The annual Project on Student Debt report from the Institute for College Access & Success (TICAS) reports those obtaining a degree in 2012 will have an average of $29,400 in student debt when the walk across the stage. In 2004, the average student loan debt was $18,750.
What’s more, the percentage of students graduating with debt ticked to up to 71% in 2012 from 65% in 2004.
TICAS reports the class of 2012’s average debt is also an increased from $26,600 in 2011 and $25,250 in 2010. The data the report relies on varies, as the federal government releases its own data every four years, and colleges are not required to disclose the amount of debt their graduates have upon earning their degrees.

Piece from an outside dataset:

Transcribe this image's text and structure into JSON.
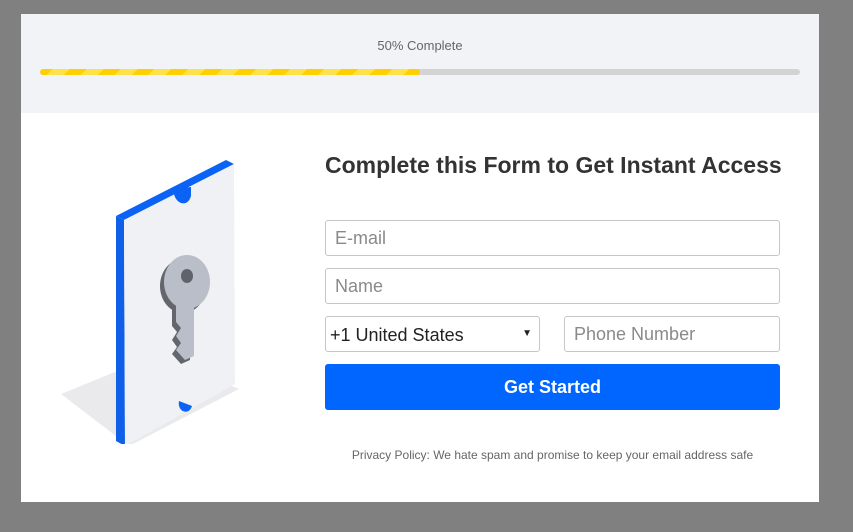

The report compiles information that is submitted voluntarily by more than half of all of the public and private nonprofit four-year institutions across the country. This year, 1,005 colleges submitted information and TICAS reports that those schools that voluntarily provided high debt levels for the study in years prior were twice as likely to decline to participate in the latest study.
Rob Franek, senior vice president of The Princeton Review, says the results are questioning the long-term pay off of college.
“Even though the debt and average debt load is sobering for families, college is still worth it without question,” Franek says. “I think many students and families are asking that question, but are coming up with the answer that more often than not, college is worth it.”
Franek says more families and students are looking at which schools are worth the cost. TICAS compiles very limited data from for-profit schools, likely because students at those schools face higher debt loads post-grad.
“The average debt loads at for-profit schools are higher than those at public or private schools in general,” he says. “The question is, is it worth it overall to take on that loan debt?”
Students in Delaware graduated with the highest average debt at $33,649. Grads from New Hampshire, Pennsylvania, Minnesota and Rhode Island all had debt levels about $30,000, the report shows.